Prosecutor claims Minnesota men tried three times to join ISIS

Prosecutor claims Minnesota men tried three times to join ISIS

Three Somali-American men from Minnesota made persistent efforts to join ISIS militants in Syria and conspired to help the group, a prosecutor said in closing arguments on Tuesday in their federal jury trial.

Mohamed Farah, Abdirahman Daud and Guled Omar are charged with conspiring to provide material support to Islamic State and commit murder outside the United States, charges that could result in a life sentence for each if they are convicted.

They participated wholeheartedly in the conspiracy from early 2014 through April 2015, Assistant U.S. Attorney John Docherty told jurors in U.S. District Court in Minnesota.

They were going to put themselves under the control of Islamic State, and they knew that they would be ordered to kill and would have to carry out those orders, Docherty said.

In all, prosecutors brought similar charges against 10 men they said were part of a group of extended family and friends who sometimes took classes on Islam together, hung out and also planned to go overseas to fight for the militants the United States has designated a terror group.

Six men pleaded guilty to providing material support to Islamic State, some testifying at trial. A seventh man is believed to be in Syria, leaving Omar, Farah and Daud to face trial.

The trial has exposed tensions in Minnesota’s Somali community, where some believe the men were entrapped.

Docherty said the defendants made “persistent efforts” to join Islamic State and the evidence supported the testimony of friends turned witnesses. Even if you discount their testimony, the tapes show their participation, he said.

“There simply is no entrapment in this case,” Docherty said, adding that the defendants were “itching” to go.
“There simply is no entrapment in this case,” Docherty said, adding that the defendants were “itching” to go.

Prosecutors presented two dozen witnesses, plus audiotaped conversations to support charges the defendants planned extensively to travel to Syria and fight with Islamic State, and talked openly of killing people.

Farah and Daud did not present any witnesses during the trial. Omar took the stand, testifying that his taped conversations were boasts or taken out of context.

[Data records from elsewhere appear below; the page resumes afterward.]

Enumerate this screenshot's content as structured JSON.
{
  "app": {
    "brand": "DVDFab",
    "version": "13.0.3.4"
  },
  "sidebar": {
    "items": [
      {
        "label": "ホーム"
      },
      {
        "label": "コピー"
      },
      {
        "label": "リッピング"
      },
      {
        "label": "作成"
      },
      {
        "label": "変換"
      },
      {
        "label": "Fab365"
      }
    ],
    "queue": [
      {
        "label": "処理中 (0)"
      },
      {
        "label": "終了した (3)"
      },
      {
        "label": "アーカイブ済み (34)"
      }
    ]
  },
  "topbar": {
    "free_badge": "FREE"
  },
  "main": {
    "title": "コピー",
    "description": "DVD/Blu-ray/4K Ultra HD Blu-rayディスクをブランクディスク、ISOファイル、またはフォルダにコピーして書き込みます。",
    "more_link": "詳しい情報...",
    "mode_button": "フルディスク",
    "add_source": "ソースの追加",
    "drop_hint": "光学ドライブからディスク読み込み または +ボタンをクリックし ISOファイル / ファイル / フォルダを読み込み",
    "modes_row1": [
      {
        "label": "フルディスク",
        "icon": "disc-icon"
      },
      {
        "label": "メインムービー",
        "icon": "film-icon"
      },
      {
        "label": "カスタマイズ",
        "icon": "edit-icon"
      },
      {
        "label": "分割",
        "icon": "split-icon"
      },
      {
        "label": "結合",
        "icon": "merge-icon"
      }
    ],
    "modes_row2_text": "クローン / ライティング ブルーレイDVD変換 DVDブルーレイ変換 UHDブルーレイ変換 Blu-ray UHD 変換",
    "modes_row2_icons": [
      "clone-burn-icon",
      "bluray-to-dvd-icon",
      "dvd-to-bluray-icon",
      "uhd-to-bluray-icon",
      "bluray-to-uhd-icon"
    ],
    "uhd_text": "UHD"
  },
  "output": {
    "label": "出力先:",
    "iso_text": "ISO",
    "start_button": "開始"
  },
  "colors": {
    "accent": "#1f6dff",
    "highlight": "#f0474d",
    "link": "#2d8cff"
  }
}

Defense attorneys said in opening statements that the Islamic State videos were repugnant and the defendants made inflammatory remarks, but the government lacked sufficient evidence to prove the men intended to travel to Syria and fight for Islamic State.

Farah and Daud also are charged with perjury and Farah with making a false statement to FBI agents. Omar is also charged with attempting to use $5,000 in federal student aid to fund travel to Syria.